The Anaf Yosefasks a blatant question on this medrish; “it already wrote by the destruction of Sodom ‘from the young to the old’ and Lot’s daughters said, ‘Our father is old’? Even by Avraham, himself, the Torah writes that Sarah said ‘My master is old,’ it also writes, ‘And Avraham and Sarah were old;‘ so why is this pasuk of ‘and Avraham was old’ any better than those pesukim to be indicative that white hair only started at this point? He answers that the feeling of being old out of living for most of one’s years was already felt in the world, but there was no recognition in the world of elderliness recognizable by hair graying, and therefore people who wanted to talk with Avraham would talk to Yitzchak. For this reason, Avraham asked for mercy that old age would be recognizable by the whitening of hair. The medrish is learning from this pasuk when it says ‘ Avraham was old well into his days’ though it wrote earlier before Yitzchak was born, ‘And my master is old’ as well as ‘And Avraham and Sarah were old’ for Avraham was then 100 years old. But the pasuk here was written after that for Yitzchak also had a nice long beard at this point and whoever wanted to speak with Avraham would mistakenly start speaking with Yitzchak, and therefore Avraham requested mercy that his hair would turn white.” (Click here for Hebrew text.)

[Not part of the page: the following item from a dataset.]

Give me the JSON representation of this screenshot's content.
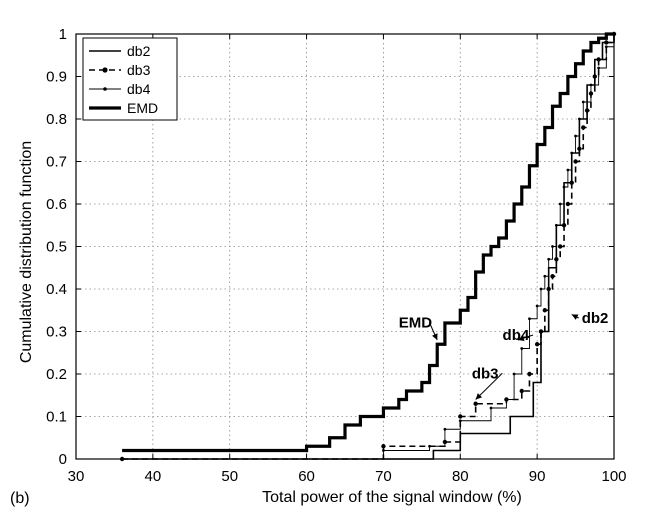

Until that point people had felt their innards growing old, the aches and pains that come with old age; but nothing substantially different on the outside. Therefore, Yitzchak and Avraham, two great sages with long beards, looked the same, and people approached Yitzchak instead of Avraham if they went to a city of people who didn’t know them. Was Avraham jealous of Yitzchak? Why would he be, the Torah says Avraham had everything, he was an incredibly great tzadik and had nothing to be jealous about, especially over his own son. On the contrary, it should have been a source of great pride that his son was being treated with such respect and if Avraham felt someone really was supposed to be talking to him, he could politely say excuse me, I think you really wanted to speak to me, and Yitzchak could even direct the stranger to Avraham. So why did Avraham pray for his hair to turn white, asking for mercy, as if something terrible was happening every time he walked into a city with his son and they approached Yitzchak instead of him?

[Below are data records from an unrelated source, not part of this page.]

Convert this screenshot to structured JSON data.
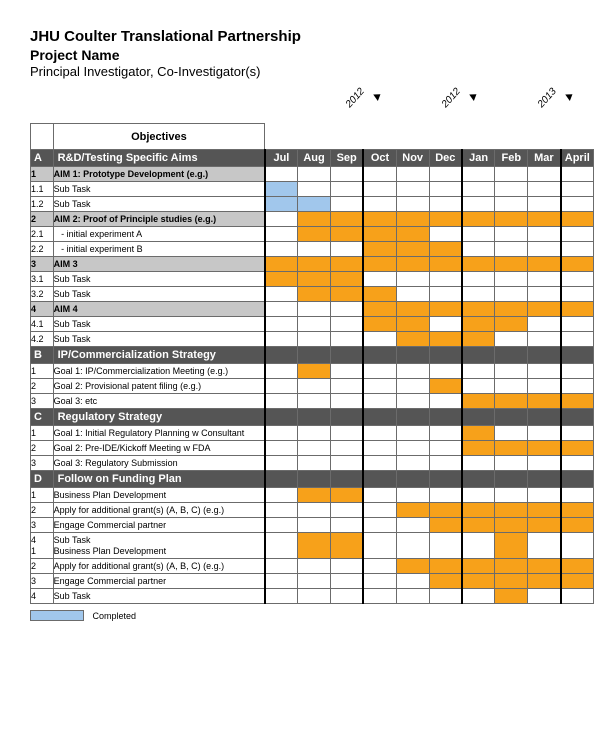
{
  "header": {
    "title": "JHU Coulter Translational Partnership",
    "project": "Project Name",
    "pi": "Principal Investigator, Co-Investigator(s)"
  },
  "objectives_label": "Objectives",
  "completed_label": "Completed",
  "colors": {
    "section_bg": "#555555",
    "section_fg": "#ffffff",
    "aim_bg": "#c7c7c7",
    "bar_orange": "#f7a11a",
    "bar_blue": "#a1c7ec",
    "grid": "#6b6b6b"
  },
  "timeline": {
    "months": [
      "Jul",
      "Aug",
      "Sep",
      "Oct",
      "Nov",
      "Dec",
      "Jan",
      "Feb",
      "Mar",
      "April"
    ],
    "quarter_separators": [
      0,
      3,
      6,
      9
    ],
    "year_labels": [
      {
        "text": "2012",
        "after_month_index": 2
      },
      {
        "text": "2012",
        "after_month_index": 5
      },
      {
        "text": "2013",
        "after_month_index": 8
      }
    ]
  },
  "rows": [
    {
      "type": "section",
      "id": "A",
      "name": "R&D/Testing Specific Aims"
    },
    {
      "type": "aim",
      "id": "1",
      "name": "AIM 1: Prototype Development (e.g.)",
      "bars": []
    },
    {
      "type": "task",
      "id": "1.1",
      "name": "Sub Task",
      "bar_color": "blue",
      "bars": [
        [
          0,
          0
        ]
      ]
    },
    {
      "type": "task",
      "id": "1.2",
      "name": "Sub Task",
      "bar_color": "blue",
      "bars": [
        [
          0,
          1
        ]
      ]
    },
    {
      "type": "aim",
      "id": "2",
      "name": "AIM 2: Proof of Principle studies (e.g.)",
      "bar_color": "orange",
      "bars": [
        [
          1,
          9
        ]
      ]
    },
    {
      "type": "task",
      "id": "2.1",
      "name": "   - initial experiment A",
      "bar_color": "orange",
      "bars": [
        [
          1,
          4
        ]
      ]
    },
    {
      "type": "task",
      "id": "2.2",
      "name": "   - initial experiment B",
      "bar_color": "orange",
      "bars": [
        [
          3,
          5
        ]
      ]
    },
    {
      "type": "aim",
      "id": "3",
      "name": "AIM 3",
      "bar_color": "orange",
      "bars": [
        [
          0,
          9
        ]
      ]
    },
    {
      "type": "task",
      "id": "3.1",
      "name": "Sub Task",
      "bar_color": "orange",
      "bars": [
        [
          0,
          2
        ]
      ]
    },
    {
      "type": "task",
      "id": "3.2",
      "name": "Sub Task",
      "bar_color": "orange",
      "bars": [
        [
          1,
          3
        ]
      ]
    },
    {
      "type": "aim",
      "id": "4",
      "name": "AIM 4",
      "bar_color": "orange",
      "bars": [
        [
          3,
          9
        ]
      ]
    },
    {
      "type": "task",
      "id": "4.1",
      "name": "Sub Task",
      "bar_color": "orange",
      "bars": [
        [
          3,
          4
        ],
        [
          6,
          7
        ]
      ]
    },
    {
      "type": "task",
      "id": "4.2",
      "name": "Sub Task",
      "bar_color": "orange",
      "bars": [
        [
          4,
          6
        ]
      ]
    },
    {
      "type": "section",
      "id": "B",
      "name": "IP/Commercialization Strategy"
    },
    {
      "type": "task",
      "id": "1",
      "name": "Goal 1: IP/Commercialization Meeting (e.g.)",
      "bar_color": "orange",
      "bars": [
        [
          1,
          1
        ]
      ]
    },
    {
      "type": "task",
      "id": "2",
      "name": "Goal 2: Provisional patent filing (e.g.)",
      "bar_color": "orange",
      "bars": [
        [
          5,
          5
        ]
      ]
    },
    {
      "type": "task",
      "id": "3",
      "name": "Goal 3: etc",
      "bar_color": "orange",
      "bars": [
        [
          6,
          9
        ]
      ]
    },
    {
      "type": "section",
      "id": "C",
      "name": "Regulatory Strategy"
    },
    {
      "type": "task",
      "id": "1",
      "name": "Goal 1: Initial Regulatory Planning w Consultant",
      "bar_color": "orange",
      "bars": [
        [
          6,
          6
        ]
      ]
    },
    {
      "type": "task",
      "id": "2",
      "name": "Goal 2: Pre-IDE/Kickoff Meeting w FDA",
      "bar_color": "orange",
      "bars": [
        [
          6,
          9
        ]
      ]
    },
    {
      "type": "task",
      "id": "3",
      "name": "Goal 3: Regulatory Submission",
      "bars": []
    },
    {
      "type": "section",
      "id": "D",
      "name": "Follow on Funding Plan"
    },
    {
      "type": "task",
      "id": "1",
      "name": "Business Plan Development",
      "bar_color": "orange",
      "bars": [
        [
          1,
          2
        ]
      ]
    },
    {
      "type": "task",
      "id": "2",
      "name": "Apply for additional grant(s) (A, B, C) (e.g.)",
      "bar_color": "orange",
      "bars": [
        [
          4,
          9
        ]
      ]
    },
    {
      "type": "task",
      "id": "3",
      "name": "Engage Commercial partner",
      "bar_color": "orange",
      "bars": [
        [
          5,
          9
        ]
      ]
    },
    {
      "type": "task2",
      "id": "4\n1",
      "name": "Sub Task\nBusiness Plan Development",
      "bar_color": "orange",
      "bars": [
        [
          1,
          2
        ],
        [
          7,
          7
        ]
      ]
    },
    {
      "type": "task",
      "id": "2",
      "name": "Apply for additional grant(s) (A, B, C) (e.g.)",
      "bar_color": "orange",
      "bars": [
        [
          4,
          9
        ]
      ]
    },
    {
      "type": "task",
      "id": "3",
      "name": "Engage Commercial partner",
      "bar_color": "orange",
      "bars": [
        [
          5,
          9
        ]
      ]
    },
    {
      "type": "task",
      "id": "4",
      "name": "Sub Task",
      "bar_color": "orange",
      "bars": [
        [
          7,
          7
        ]
      ]
    }
  ]
}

We must say that proper etiquette and basic manners is to first approach and speak to the elder before the younger person accompanying him and a breach of derech Eretz, proper manners might lead to a breakdown in society which Avraham did not want to cause so he beseeched from Hashem to change nature and have hair whiten in old age, which is the crown jewel of an elder who deserves the proper respect due to a person who has many years of experience in life.